Kendine muhalefet eden her unsuru imha etme peşinde koşan, yenidünyanın Neronları da işin sonuna gelmişlerdir.
Neron’un son günlerinde olduğu gibi, Neron’un hala kuvvetli olduğunu sananlar vardır. Oysa kasa boş, halkta birlik yok ve Neron son günlerini yaşamaktadır.
Anlayacağınız, Neron’nun “sesini özleyenler” hala vardır.
Gericilik, kendine ve halkına güvensizlik, genellikle, yönetimleri güçlü olandan yana tavır alamaya zorlar.
Ülkemizde gericilerin Amerikan emperyalizmi ile bütünleşmesinin arkasında temel iki neden vardır.
Birincisi maddi temel; yönetimin halktan yana değil de, büyük zenginlerden yana olması, bu büyük zenginlerse, kendilerinden daha büyük zenginlerle, yani dış tekellere tapıyor olmasıdır.
Gericiliğin, ekonomik temelleri, baştan kendisini taşeron kabul etmesidir.
Fikri arka planı ise; aydınlanma ile geleneğin çatışmasında, yani bilimle dinciliğin çatışmasında, her zaman aydınlanmanın ağır basmasıdır.
Gericiliğin temel korkusu, bilimdir.
Bilim ve aklın yerine dini esasların hâkim kılmaya çalışması bundandır.
Bilim ve aydınlanma korkusu, kendisinden daha kuvvetli, başka bir gericiye bağlı kılar.
Eş başkan onun için hep kuvvetli olanın desteğinin yanında olmasını ister.
Sesini duymak ister.
Sesini özlemesi bundandır.
Yoksa Erdoğan Obama’nın sesini neye özlesin.
Köle ağa duygusal ilişkisi de böyledir.
Köle ağa adına her türlü kanunsuzluğu yapamaya hazırdır.
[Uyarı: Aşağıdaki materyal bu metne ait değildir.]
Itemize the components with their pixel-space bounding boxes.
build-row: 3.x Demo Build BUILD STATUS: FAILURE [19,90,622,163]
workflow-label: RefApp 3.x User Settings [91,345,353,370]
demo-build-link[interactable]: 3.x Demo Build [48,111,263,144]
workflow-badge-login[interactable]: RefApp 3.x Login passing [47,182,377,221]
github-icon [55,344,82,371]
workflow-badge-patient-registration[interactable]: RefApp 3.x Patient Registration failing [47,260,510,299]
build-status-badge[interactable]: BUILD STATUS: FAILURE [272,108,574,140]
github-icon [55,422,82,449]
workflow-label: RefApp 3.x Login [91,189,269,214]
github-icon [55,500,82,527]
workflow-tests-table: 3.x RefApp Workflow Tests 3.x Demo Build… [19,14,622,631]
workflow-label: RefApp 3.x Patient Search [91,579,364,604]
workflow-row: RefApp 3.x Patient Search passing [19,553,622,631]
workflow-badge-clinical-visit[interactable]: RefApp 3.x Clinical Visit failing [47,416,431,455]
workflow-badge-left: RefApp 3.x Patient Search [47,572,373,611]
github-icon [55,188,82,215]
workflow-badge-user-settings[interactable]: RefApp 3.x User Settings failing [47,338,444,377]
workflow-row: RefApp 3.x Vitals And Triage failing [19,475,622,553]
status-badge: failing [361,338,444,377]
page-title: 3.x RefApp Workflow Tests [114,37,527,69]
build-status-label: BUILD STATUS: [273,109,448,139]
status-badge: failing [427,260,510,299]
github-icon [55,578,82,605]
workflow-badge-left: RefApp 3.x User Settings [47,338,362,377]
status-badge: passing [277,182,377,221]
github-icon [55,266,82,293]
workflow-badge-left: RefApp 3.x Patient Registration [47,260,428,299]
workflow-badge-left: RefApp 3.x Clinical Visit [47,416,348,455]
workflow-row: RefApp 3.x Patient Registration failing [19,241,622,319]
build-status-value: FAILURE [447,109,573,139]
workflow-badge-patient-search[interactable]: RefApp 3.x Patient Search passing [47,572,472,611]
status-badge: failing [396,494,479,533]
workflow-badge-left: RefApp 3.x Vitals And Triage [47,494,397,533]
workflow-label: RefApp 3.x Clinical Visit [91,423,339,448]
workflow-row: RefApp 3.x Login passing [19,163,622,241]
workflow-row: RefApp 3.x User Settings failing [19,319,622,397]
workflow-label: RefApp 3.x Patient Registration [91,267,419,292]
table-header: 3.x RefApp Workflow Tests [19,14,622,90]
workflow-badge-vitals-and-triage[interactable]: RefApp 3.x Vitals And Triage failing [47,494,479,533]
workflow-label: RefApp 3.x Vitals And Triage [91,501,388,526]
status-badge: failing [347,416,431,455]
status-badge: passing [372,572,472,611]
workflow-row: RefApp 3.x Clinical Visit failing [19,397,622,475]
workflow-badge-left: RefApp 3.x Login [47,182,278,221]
Yeter ki efendisi ona güvenmeye devam etsin.
Efendisine, Türkiye’yi eyaletlere bölmeye söz vermiş bir köle, efendisinin desteğine muhtaçtır.
Peki, emperyalizm neden en büyük gericiliktir?
Milyonlarca insanı ( Hiroşima, Irak, Yugoslavya, Vietnam, Afganistan, v.s.) hiç düşünmeden kendi çıkarı için öldüren bir düşünce, çok ilerici teknolojiye de sahip olsa gericidir.
Amerika’nın ülkemizde, gericiliğin hâkim olmasını istemesi, Kemalizm’i tasfiye etmeye çalışması hep bundandır.
Amerika’nı Türkiye’nin eyaletlere bölünmesini istemesi de bundandır. Eyaletlere müdahalesi, üniter devlete müdahalesinden kolaydır.
Amerikan gericiliği ile Türkiye gericiliğinin bütünleşmesinin böyle bir psikolojik ve maddi temelleri vardır.